Rock Bottom (released in Mexico as Gungo y los juegos cavernícolas) is an animated comedy film produced by Mexico's Huevocartoon and Spain's 3Doubles Producciones.

The English voice cast includes Rob Schneider and Gabriel Iglesias, while the Spanish version includes the voices of Ricky Limón, Karen Torres, Joaquín Cosío, Daniel Sosa, Silvia Navarro, Humberto Vélez, Mario Filio, and Raúl Aldana.

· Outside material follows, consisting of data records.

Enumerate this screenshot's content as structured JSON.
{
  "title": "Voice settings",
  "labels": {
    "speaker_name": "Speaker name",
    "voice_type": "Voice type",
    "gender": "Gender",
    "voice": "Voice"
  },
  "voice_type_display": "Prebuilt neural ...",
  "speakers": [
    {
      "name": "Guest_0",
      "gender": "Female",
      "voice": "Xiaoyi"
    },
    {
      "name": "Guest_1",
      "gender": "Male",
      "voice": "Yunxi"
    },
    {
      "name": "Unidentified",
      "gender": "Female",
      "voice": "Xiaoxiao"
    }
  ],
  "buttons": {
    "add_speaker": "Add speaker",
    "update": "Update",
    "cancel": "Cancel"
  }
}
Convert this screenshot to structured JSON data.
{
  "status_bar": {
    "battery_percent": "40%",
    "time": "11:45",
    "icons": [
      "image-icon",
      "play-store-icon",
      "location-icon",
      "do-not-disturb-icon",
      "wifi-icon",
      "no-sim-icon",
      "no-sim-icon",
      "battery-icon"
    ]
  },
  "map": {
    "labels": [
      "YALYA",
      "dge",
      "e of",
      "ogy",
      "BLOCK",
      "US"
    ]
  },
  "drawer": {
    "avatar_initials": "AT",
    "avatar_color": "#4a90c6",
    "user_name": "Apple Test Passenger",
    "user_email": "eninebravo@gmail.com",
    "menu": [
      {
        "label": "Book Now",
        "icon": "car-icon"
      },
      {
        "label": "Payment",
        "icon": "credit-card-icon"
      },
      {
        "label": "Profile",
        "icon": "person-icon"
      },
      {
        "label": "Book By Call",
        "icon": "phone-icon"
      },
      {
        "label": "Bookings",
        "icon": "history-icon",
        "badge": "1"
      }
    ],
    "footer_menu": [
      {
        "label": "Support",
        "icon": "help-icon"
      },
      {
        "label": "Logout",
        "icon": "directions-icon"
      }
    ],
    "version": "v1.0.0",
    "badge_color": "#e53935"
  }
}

The film was released in Mexico on September 3, 2026.

==Plot==
Gungo, a spoiled young caveman, was banished into the wilderness where he enlists the help of misfits to compete in the caveman games, learning the true meaning of strength coming from teamwork and courage.

==Voices==
===English===
- Rob Schneider
- Gabriel Iglesias
===Spanish===
- Ricky Limón as Gungo
- Karen Torres as Yahi
- Joaquín Cosío as Krull
- Daniel Sosa as Aysitú
- Silvia Navarro as Lana
- Humberto Vélez as Narizok
- Mario Filio
- Raúl Aldana as Cotton

==Music==
The film's score is composed and conducted by Spanish musician Diego Navarro at Smecky Music Studios, with performance done by The City of Prague Philharmonic Orchestra.

==Release==
The film was released in Mexico on September 3, 2026 by Videocine. International sales are being handled by Odin's Eye Animation.

The film opened at #8, earning MX$5.4 million pesos ($0.39 million USD) on its opening weekend, making it a financial disappointment.